Lets see how this one plays out.
I think the point was not to criticize ASP.NET MVC, but to highlight the apparent choice between offering extensibility vs. hitting core scenarios. If you don't hit core scenarios through your own extensibility model, how could you possibly know if your extensibility points are worth anything?
This is similar to shipping an API with that defines interface but no implementations. How do you know your interface is correct if you don't ship at least one core scenario through an implementation? You don't, really.
In SSIS, it seemed like a lot of "extensibility points" (I use the term loosely) were created with only very trivial implementations shipped (i.e., the Connection Managers). Any real-world implementation took far more effort than just ETL'ing it by hand through a custom app. If your source schema doesn't match your destination schema, well, good luck.
Extensibility points are great, but unless they're proven with core scenarios, there's a good chance they won't meet real-world needs.
Couldn't agree more Ayende... I know its CTP, but I am just not entirely sure about some of the design decisions and what the framework will look like as more features get added.
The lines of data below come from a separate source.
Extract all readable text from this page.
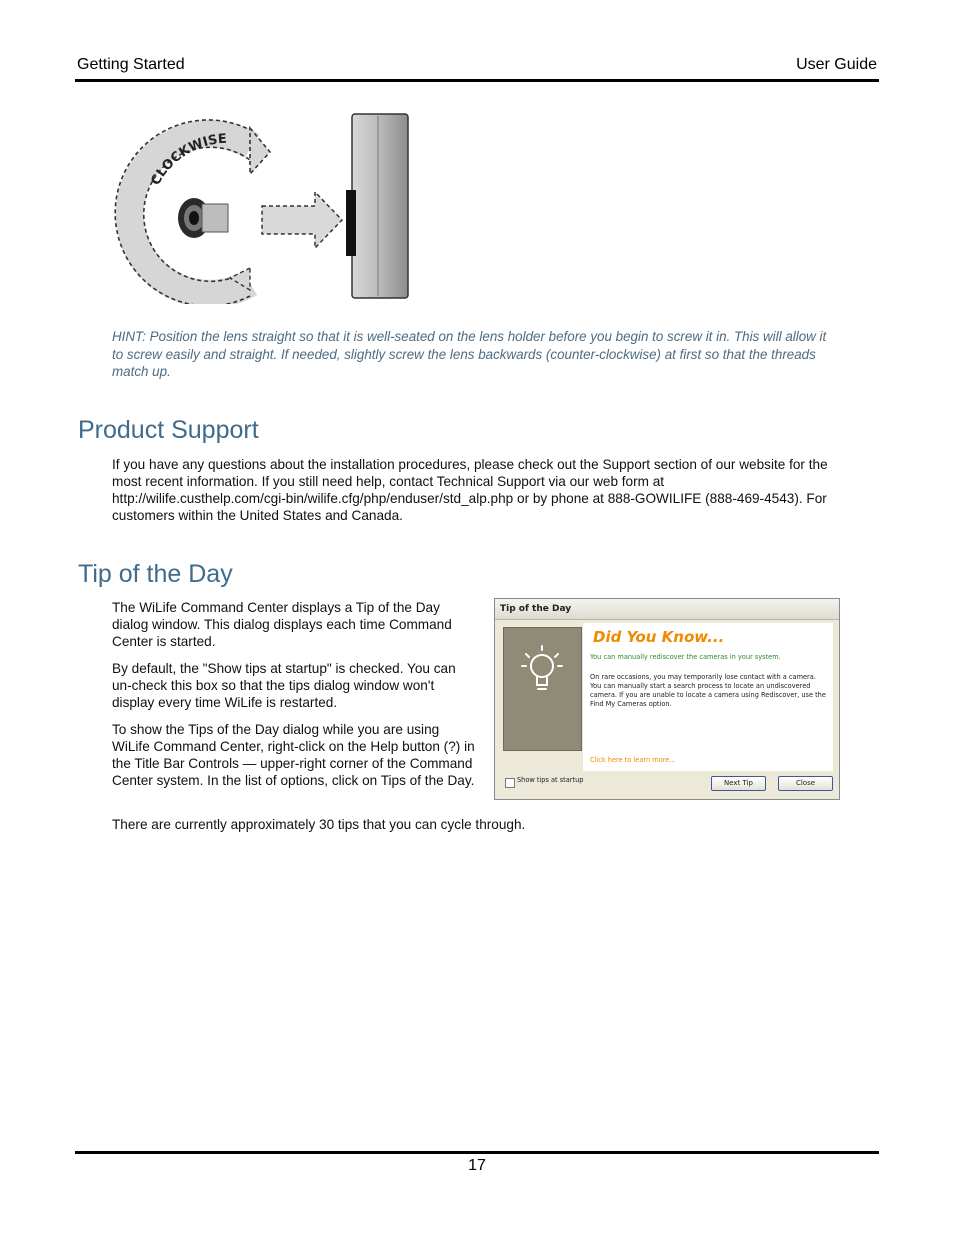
Getting Started	User Guide
CLOCKWISE
HINT: Position the lens straight so that it is well-seated on the lens holder before you begin to screw it in. This will allow it to screw easily and straight. If needed, slightly screw the lens backwards (counter-clockwise) at first so that the threads match up.
Product Support

If you have any questions about the installation procedures, please check out the Support section of our website for the most recent information. If you still need help, contact Technical Support via our web form at http://wilife.custhelp.com/cgi-bin/wilife.cfg/php/enduser/std_alp.php or by phone at 888-GOWILIFE (888-469-4543). For customers within the United States and Canada.

Tip of the Day

The WiLife Command Center displays a Tip of the Day dialog window. This dialog displays each time Command Center is started.

By default, the "Show tips at startup" is checked. You can un-check this box so that the tips dialog window won't display every time WiLife is restarted.

To show the Tips of the Day dialog while you are using WiLife Command Center, right-click on the Help button (?) in the Title Bar Controls — upper-right corner of the Command Center system. In the list of options, click on Tips of the Day.

There are currently approximately 30 tips that you can cycle through.

Tip of the Day
Did You Know...
You can manually rediscover the cameras in your system.
On rare occasions, you may temporarily lose contact with a camera. You can manually start a search process to locate an undiscovered camera. If you are unable to locate a camera using Rediscover, use the Find My Cameras option.
Click here to learn more...
Show tips at startup	Next Tip	Close
17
I do not doubt that features will come, but now I wonder at what expense. Once a CTP is released the API and "conventions" are pretty much set in stone. I look at some responses in the forum and on blogs, and some problems appear to be being solved by throwing overloads in, proposing testing with internal classes, very heavy controllers, poor url and route resolution, etc.
I think when you need internal classes to test, something is wrong with your api. TDD usually helps a lot to fix this, test coverage is great, but backfilling tests isn't what TDD is about.
When you throw method overloads at the problem your trying to capture every use case with an overload which is not possible, not solve the real problem.
While its still early, the MVC Contrib project is going to look a lot like Monorail on MS MVC.
Actually, it's NOT too early to be calling out Microsoft on issues with ASP.NET MVC. In fact, I'm far more worried that it's too late for feedback than it's too early. MS has a history of releasing bits and then telling us its too late in the development cycle to incorporate feedback. This has happened too many times for me to be optimistic.